It's finally started to cool down. Or maybe Brisbane is psyching me out after all that ridiculous heat we just had.
Either way, on the weekend I found myself wanting vegetables again, cooked. Not another bloody salad!
One of my mother and my favourite recipes is ratatouille. Well, recipe is a strong word. It's a vegetable 'stew' of sorts using tomato, eggplant, zucchini, red capsicum, onion and garlic. It's basically tomato-based and the other vegetables are a bonus. So if I don't have eggplant for example, I won't bother going out to buy it, I"ll just use what I have.
The beautiful aspects of ratatouille include:
Large quantities can be made at once very easily.
It freezes well
Complements fish, steak, chicken and I'd even argue eggs, too. Gives you a 'baked eggs/Shakshouka' vibe.
Great way to use up fresh herbs: parsley, basil, chives, thyme, rosemary, fennel and dill all go wonderfully. This can also help tie the dish into whatever meat you may be serving with it
You can reduce it down and use it as pizza sauce, or a simple pasta sugo
You can add chilli if you're into it
So, how do you do it?
Well it begins like this:
Prep your veg. Roughly chop your eggplant, capsicums, zucchinis and tomatoes. Tinned tomatoes or passata are excellent substitutes if you're running low on the fresh kind.

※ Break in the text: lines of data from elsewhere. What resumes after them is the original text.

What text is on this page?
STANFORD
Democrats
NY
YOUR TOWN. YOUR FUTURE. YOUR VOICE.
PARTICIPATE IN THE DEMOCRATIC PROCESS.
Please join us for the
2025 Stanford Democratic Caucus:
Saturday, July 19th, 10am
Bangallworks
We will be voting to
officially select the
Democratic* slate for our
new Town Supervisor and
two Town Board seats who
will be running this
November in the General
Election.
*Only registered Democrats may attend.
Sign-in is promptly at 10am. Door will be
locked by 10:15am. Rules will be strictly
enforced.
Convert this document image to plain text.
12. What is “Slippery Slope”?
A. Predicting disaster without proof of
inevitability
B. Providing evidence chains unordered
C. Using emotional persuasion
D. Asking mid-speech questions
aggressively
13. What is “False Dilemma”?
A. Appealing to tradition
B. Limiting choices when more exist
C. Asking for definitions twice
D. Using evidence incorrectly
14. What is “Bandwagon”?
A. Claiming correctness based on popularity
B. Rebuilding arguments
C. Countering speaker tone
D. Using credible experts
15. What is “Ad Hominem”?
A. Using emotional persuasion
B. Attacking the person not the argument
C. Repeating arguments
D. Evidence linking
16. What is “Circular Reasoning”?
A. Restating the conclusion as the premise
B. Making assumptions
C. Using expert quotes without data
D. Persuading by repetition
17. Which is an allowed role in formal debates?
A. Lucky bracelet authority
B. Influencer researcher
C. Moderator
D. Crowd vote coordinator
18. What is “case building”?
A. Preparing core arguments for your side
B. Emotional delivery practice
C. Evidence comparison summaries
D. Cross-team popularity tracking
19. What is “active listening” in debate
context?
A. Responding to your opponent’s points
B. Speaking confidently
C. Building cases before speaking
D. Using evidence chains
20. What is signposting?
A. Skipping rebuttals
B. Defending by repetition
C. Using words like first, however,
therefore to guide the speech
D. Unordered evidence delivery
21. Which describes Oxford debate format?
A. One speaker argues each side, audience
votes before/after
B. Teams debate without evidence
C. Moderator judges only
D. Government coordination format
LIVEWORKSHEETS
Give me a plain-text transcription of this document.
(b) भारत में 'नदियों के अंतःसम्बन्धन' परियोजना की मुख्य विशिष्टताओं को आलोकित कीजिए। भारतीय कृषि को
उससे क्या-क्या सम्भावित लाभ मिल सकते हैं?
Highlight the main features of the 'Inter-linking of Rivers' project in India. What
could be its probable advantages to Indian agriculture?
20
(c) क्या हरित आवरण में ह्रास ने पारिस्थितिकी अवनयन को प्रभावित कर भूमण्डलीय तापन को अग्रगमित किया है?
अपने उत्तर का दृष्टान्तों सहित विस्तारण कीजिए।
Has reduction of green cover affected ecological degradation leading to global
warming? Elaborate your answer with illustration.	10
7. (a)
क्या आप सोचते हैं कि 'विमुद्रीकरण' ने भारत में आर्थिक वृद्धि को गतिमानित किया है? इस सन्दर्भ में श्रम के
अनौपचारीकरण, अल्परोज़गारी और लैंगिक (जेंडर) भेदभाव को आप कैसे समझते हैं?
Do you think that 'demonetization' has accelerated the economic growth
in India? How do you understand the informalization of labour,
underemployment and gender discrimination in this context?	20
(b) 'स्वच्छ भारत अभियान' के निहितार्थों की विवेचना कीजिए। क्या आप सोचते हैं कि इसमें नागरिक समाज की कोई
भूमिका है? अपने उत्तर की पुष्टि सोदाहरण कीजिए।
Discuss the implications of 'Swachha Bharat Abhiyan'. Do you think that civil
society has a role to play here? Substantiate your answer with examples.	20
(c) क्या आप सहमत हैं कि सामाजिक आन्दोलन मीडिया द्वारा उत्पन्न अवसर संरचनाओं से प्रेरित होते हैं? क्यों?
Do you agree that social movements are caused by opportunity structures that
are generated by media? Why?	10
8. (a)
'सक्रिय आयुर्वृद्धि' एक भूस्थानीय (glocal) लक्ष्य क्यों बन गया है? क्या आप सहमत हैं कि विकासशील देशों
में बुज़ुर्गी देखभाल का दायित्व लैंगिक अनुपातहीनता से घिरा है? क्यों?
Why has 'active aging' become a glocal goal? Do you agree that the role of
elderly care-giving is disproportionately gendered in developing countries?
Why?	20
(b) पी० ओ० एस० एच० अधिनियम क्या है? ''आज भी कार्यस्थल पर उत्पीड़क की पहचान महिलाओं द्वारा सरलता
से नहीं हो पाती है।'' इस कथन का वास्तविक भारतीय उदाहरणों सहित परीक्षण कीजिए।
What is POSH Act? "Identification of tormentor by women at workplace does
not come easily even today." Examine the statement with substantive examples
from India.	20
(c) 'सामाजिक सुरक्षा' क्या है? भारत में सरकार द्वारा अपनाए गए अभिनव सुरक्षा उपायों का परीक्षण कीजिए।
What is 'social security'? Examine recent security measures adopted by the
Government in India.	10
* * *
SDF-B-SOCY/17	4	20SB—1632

Finely dice or mince your garlic ( I use up to 5 cloves for a 1 litre saucepan because I love it), and dice up an onion, if using.
Get your herbs ready!
1 cup - chicken or vegetable stock (homemade, bought, whatever suits)
Drop a little bit of olive oil in the pan, or macadamia oil if you have it. Sweat down the onion and garlic on low heat until translucent. I was super lazy the other day and used some leftover homemade salsa a girlfriend made me and used that as a flavour base instead of doing my own onion and garlic. Worked a charm and #nowastage.
Tumble in all other chopped vegetables, and woody herbs if you're using. Leafy herbs can go in right at the end. Stir to coat vegetables in oil and the fragrant onion and garlic. You can deglaze with a little balsamic vinegar or wine at this point if it's getting a bit dry. You can also deglaze your palate with wine at this point if it's getting a bit dry! ;)
Add stock, and put the lid on the saucepan. Turn heat to low and simmer until vegetables are soft and falling apart, stirring occassionally. This can take 30 minutes or more depending on your quantities. Season with salt and pepper to taste, then add your leafy herbs such as basil or parsley.
Serve as is, or as a side to some fresly grilled fish, steak or chicken. DELICIOUS.
Shaved parmesan or some equally sharp cheese complements well, too.
*NB: This gets even better the next day, as most dishes containing garlic tend to do!
PS: No photos because I didnt' take any, plus it's not that pretty anyway. BUT: it is delicious, healthy and versatile so what more do you want from me! Jeez!!